We will soon be doing an in-depth look at the attempt by Archbishop Apuron to alienate the Yona property which the Redemptoris Seminary currently occupies. Here is some background reading in Canon Law.
Can. 1290 The general and particular provisions which the civil law in a territory has established for contracts and their disposition are to be observed with the same eVects in canon law insofar as the matters are subject to the power of governance of the Church unless the provisions are contrary to divine law or canon law provides otherwise, and without prejudice to the prescript of ⇒ can. 1547.

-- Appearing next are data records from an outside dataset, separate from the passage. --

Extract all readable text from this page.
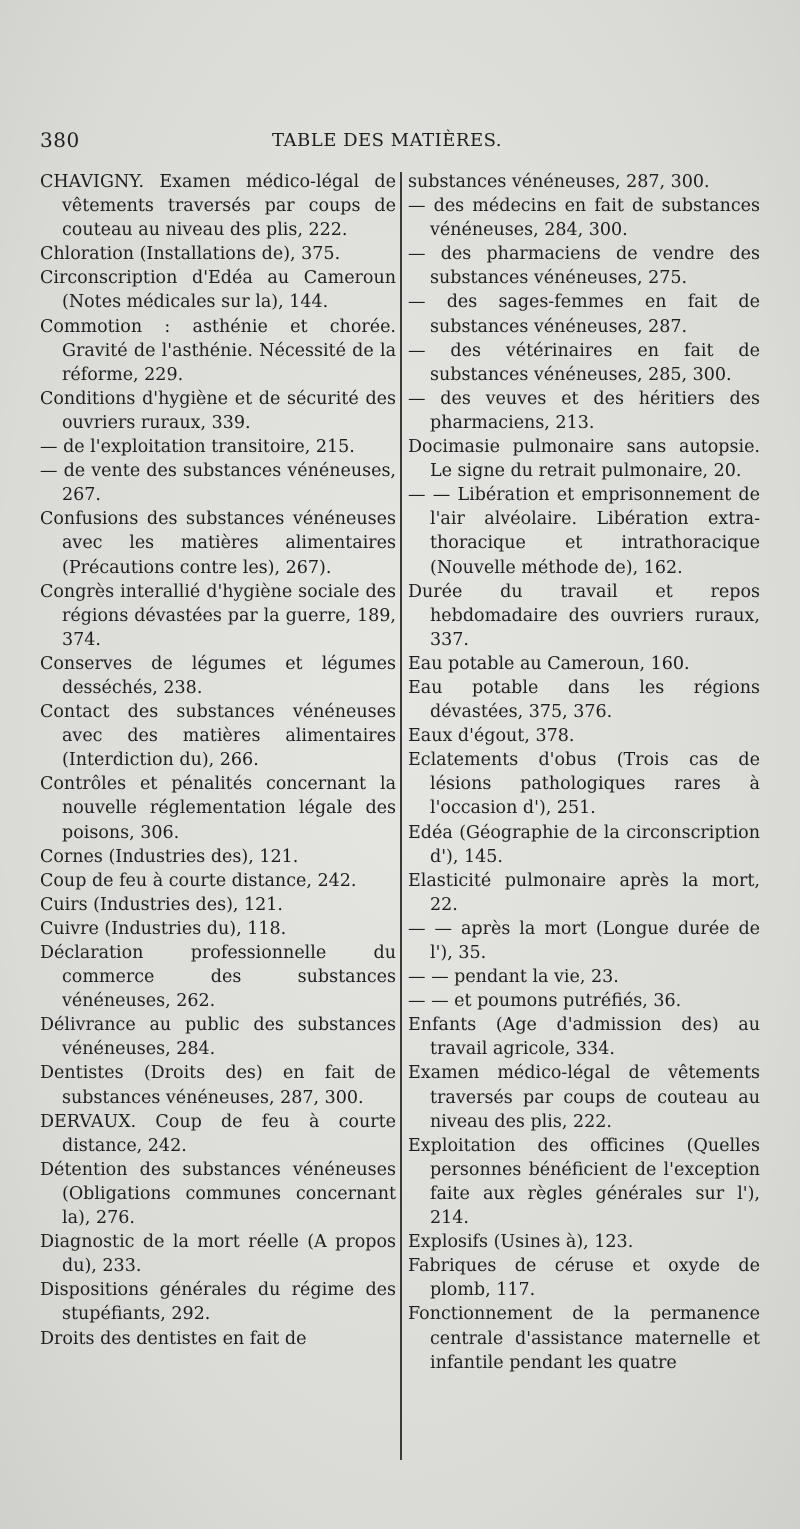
380	TABLE DES MATIÈRES.

CHAVIGNY. Examen médico-légal de vêtements traversés par coups de couteau au niveau des plis, 222.

Chloration (Installations de), 375.

Circonscription d'Edéa au Cameroun (Notes médicales sur la), 144.

Commotion : asthénie et chorée. Gravité de l'asthénie. Nécessité de la réforme, 229.

Conditions d'hygiène et de sécurité des ouvriers ruraux, 339.

— de l'exploitation transitoire, 215.

— de vente des substances vénéneuses, 267.

Confusions des substances vénéneuses avec les matières alimentaires (Précautions contre les), 267).

Congrès interallié d'hygiène sociale des régions dévastées par la guerre, 189, 374.

Conserves de légumes et légumes desséchés, 238.

Contact des substances vénéneuses avec des matières alimentaires (Interdiction du), 266.

Contrôles et pénalités concernant la nouvelle réglementation légale des poisons, 306.

Cornes (Industries des), 121.

Coup de feu à courte distance, 242.

Cuirs (Industries des), 121.

Cuivre (Industries du), 118.

Déclaration professionnelle du commerce des substances vénéneuses, 262.

Délivrance au public des substances vénéneuses, 284.

Dentistes (Droits des) en fait de substances vénéneuses, 287, 300.

DERVAUX. Coup de feu à courte distance, 242.

Détention des substances vénéneuses (Obligations communes concernant la), 276.

Diagnostic de la mort réelle (A propos du), 233.

Dispositions générales du régime des stupéfiants, 292.

Droits des dentistes en fait de

substances vénéneuses, 287, 300.

— des médecins en fait de substances vénéneuses, 284, 300.

— des pharmaciens de vendre des substances vénéneuses, 275.

— des sages-femmes en fait de substances vénéneuses, 287.

— des vétérinaires en fait de substances vénéneuses, 285, 300.

— des veuves et des héritiers des pharmaciens, 213.

Docimasie pulmonaire sans autopsie. Le signe du retrait pulmonaire, 20.

— — Libération et emprisonnement de l'air alvéolaire. Libération extra-thoracique et intrathoracique (Nouvelle méthode de), 162.

Durée du travail et repos hebdomadaire des ouvriers ruraux, 337.

Eau potable au Cameroun, 160.

Eau potable dans les régions dévastées, 375, 376.

Eaux d'égout, 378.

Eclatements d'obus (Trois cas de lésions pathologiques rares à l'occasion d'), 251.

Edéa (Géographie de la circonscription d'), 145.

Elasticité pulmonaire après la mort, 22.

— — après la mort (Longue durée de l'), 35.

— — pendant la vie, 23.

— — et poumons putréfiés, 36.

Enfants (Age d'admission des) au travail agricole, 334.

Examen médico-légal de vêtements traversés par coups de couteau au niveau des plis, 222.

Exploitation des officines (Quelles personnes bénéficient de l'exception faite aux règles générales sur l'), 214.

Explosifs (Usines à), 123.

Fabriques de céruse et oxyde de plomb, 117.

Fonctionnement de la permanence centrale d'assistance maternelle et infantile pendant les quatre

Can. 1291 The permission of the authority competent according to the norm of law is required for the valid alienation of goods which constitute by legitimate designation the stable patrimony of a public juridic person and whose value exceeds the sum defined by law.
Can. 1292 §1. Without prejudice to the prescript of ⇒ can. 638, §3, when the value of the goods whose alienation is proposed falls within the minimum and maximum amounts to be defined by the conference of bishops for its own region, the competent authority is determined by the statutes of juridic persons if they are not subject to the diocesan bishop; otherwise, the competent authority is the diocesan bishop with the consent of the finance council, the college of consultors, and those concerned. The diocesan bishop himself also needs their consent to alienate the goods of the diocese.
§2. The permission of the Holy See is also required for the valid alienation of goods whose value exceeds the maximum amount, goods given to the Church by vow, or goods precious for artistic or historical reasons.
§3. If the asset to be alienated is divisible, the parts already alienated must be mentioned when seeking permission for the alienation; otherwise the permission is invalid.
§4. Those who by advice or consent must take part in alienating goods are not to offer advice or consent unless they have first been thoroughly informed both of the economic state of the juridic person whose goods are proposed for alienation and of previous alienations.
Can. 1293 §1. The alienation of goods whose value exceeds the defined minimum amount also requires the following:
1/ a just cause, such as urgent necessity, evident advantage, piety, charity, or some other grave pastoral reason;
2/ a written appraisal by experts of the asset to be alienated.
§2. Other precautions prescribed by legitimate authority are also to be observed to avoid harm to the Church.
Can. 1294 §1. An asset ordinarily must not be alienated for a price less than that indicated in the appraisal.
§2. The money received from the alienation is either to be invested carefully for the advantage of the Church or to be expended prudently according to the purposes of the alienation.
Can. 1295 The requirements of ⇒ cann. 1291-1294, to which the statutes of juridic persons must also conform, must be observed not only in alienation but also in any transaction which can worsen the patrimonial condition of a juridic person.
Can. 1296 Whenever ecclesiastical goods have been alienated without the required canonical formalities but the alienation is valid civilly, it is for the competent authority, after having considered everything thoroughly, to decide whether and what type of action, namely, personal or real, is to be instituted by whom and against whom in order to vindicate the rights of the Church.
Can. 1297 Attentive to local circumstances, it is for the conference of bishops to establish norms for the leasing of Church goods, especially regarding the permission to be obtained from competent ecclesiastical authority.
Can. 1298 Unless an asset is of little value, ecclesiastical goods are not to be sold or leased to the administrators of these goods or to their relatives up to the fourth degree of consanguinity or affinity without the special written permission of competent authority.